By coincidence, a Thirstie press release arrived the same day the Rabobank report arrived. In its announcement of three new partners in its new Thirstie Access beverage alcohol product program for small beverage alcohol producers, the company says this is “…the only way these smaller brands are going to be able to compete with the industry leaders.”

Thirstie claims to have partnered with retailers in close to 50 cities that deliver spirits, wine, and beer on-demand, as well as scheduled delivery and shipping to consumers where permissible by law, and that the company does its business, “…fully compliant within the 3-tier system.” 

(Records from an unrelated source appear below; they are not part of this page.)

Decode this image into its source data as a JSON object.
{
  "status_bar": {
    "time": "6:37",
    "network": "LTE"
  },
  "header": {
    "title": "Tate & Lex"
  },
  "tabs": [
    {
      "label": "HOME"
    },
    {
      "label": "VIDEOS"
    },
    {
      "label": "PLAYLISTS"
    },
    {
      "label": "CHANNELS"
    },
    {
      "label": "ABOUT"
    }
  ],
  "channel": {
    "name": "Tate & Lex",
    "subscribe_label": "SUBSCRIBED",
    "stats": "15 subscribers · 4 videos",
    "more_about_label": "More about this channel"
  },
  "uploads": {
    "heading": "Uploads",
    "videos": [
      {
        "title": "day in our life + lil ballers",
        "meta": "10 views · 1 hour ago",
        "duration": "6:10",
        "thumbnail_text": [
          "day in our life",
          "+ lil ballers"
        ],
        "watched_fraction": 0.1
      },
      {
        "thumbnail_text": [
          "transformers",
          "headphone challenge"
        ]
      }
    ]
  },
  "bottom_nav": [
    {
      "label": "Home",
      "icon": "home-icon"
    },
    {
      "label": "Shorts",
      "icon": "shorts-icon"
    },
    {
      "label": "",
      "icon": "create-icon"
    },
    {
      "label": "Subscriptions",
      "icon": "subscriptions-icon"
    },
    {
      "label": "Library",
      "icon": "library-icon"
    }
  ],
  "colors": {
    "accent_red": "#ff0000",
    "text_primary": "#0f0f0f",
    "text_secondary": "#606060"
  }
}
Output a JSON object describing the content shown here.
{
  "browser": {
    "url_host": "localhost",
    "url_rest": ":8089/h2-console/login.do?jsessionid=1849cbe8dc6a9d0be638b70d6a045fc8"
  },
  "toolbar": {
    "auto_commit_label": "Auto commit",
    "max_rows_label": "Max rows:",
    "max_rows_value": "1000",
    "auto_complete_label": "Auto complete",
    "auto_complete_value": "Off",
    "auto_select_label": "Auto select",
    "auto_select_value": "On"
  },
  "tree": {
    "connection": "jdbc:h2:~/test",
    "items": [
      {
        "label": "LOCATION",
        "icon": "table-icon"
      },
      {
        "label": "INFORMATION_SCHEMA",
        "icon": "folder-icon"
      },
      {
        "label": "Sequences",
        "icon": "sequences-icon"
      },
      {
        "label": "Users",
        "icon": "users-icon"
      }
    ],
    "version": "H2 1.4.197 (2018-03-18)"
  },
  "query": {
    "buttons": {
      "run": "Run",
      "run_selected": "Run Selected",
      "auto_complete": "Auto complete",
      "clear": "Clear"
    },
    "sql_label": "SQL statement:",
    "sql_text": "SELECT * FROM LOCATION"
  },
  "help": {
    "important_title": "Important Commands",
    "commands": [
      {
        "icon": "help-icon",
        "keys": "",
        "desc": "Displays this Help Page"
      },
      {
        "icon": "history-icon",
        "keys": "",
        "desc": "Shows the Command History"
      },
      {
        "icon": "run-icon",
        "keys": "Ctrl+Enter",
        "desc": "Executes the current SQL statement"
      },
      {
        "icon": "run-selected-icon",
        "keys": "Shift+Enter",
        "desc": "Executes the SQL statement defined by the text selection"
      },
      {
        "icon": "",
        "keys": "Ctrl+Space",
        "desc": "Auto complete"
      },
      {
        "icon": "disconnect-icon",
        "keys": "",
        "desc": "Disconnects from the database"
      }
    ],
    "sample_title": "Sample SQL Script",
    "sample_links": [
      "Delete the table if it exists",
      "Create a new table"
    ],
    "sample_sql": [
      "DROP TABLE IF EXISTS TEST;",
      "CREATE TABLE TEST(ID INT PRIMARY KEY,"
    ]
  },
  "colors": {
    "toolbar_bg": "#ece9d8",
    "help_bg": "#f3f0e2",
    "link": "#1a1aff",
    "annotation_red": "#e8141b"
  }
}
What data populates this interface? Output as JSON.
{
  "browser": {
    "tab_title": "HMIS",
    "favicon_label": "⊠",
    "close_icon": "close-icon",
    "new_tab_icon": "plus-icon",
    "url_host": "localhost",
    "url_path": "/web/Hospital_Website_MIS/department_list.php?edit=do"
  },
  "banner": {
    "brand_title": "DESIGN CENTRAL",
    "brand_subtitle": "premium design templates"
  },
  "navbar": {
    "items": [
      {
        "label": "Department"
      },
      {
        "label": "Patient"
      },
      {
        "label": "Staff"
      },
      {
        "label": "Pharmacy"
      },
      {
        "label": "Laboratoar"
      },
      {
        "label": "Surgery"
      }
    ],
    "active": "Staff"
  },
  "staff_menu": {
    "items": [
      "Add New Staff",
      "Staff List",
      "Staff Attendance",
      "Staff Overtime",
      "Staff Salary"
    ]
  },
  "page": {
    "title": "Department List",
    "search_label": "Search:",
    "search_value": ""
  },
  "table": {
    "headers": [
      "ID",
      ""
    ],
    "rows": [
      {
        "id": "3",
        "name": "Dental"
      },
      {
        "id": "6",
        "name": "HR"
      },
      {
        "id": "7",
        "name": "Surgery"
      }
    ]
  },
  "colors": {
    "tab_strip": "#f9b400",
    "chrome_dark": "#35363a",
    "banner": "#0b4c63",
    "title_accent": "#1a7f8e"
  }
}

The Wine and Spirits Wholesalers of America recently announced a commitment to establish and/or enhance the wholesalers’ beverage alcohol online presence, but the organization didn’t describe what that presence will look like. When taken into consideration that Rabobank predicts a bright future for the third-party unlicensed online companies, and that companies like Thirstie have focused on smaller producers often with difficult or no access to the 3-tier system, it brings up the possibility that the online beverage alcohol retail marketplace landscape may soon be divided by producer size: the small, perhaps upcoming producers in one digital realm and the large, often mass producers in another digital realm.

Another possibility, one that the spokesman for the National Association of Wine Retailers, Tom Wark has expressed many times, is that e-commerce could precipitate the fall of the 3-tier system in the U.S.—although it’s doubtful anyone should bet on that scenario for the immediate future.

Finally, according to Rabobank, e-commerce is responsible for $950 million in Direct-to-Consumer (DtC) wine sales, representing a year-over-year growth of about 9%. The rise of private label clubs selling DtC in part addresses an apparent difficulty wineries face in trying to develop better ways to attract customers beyond a visit to the tasting room.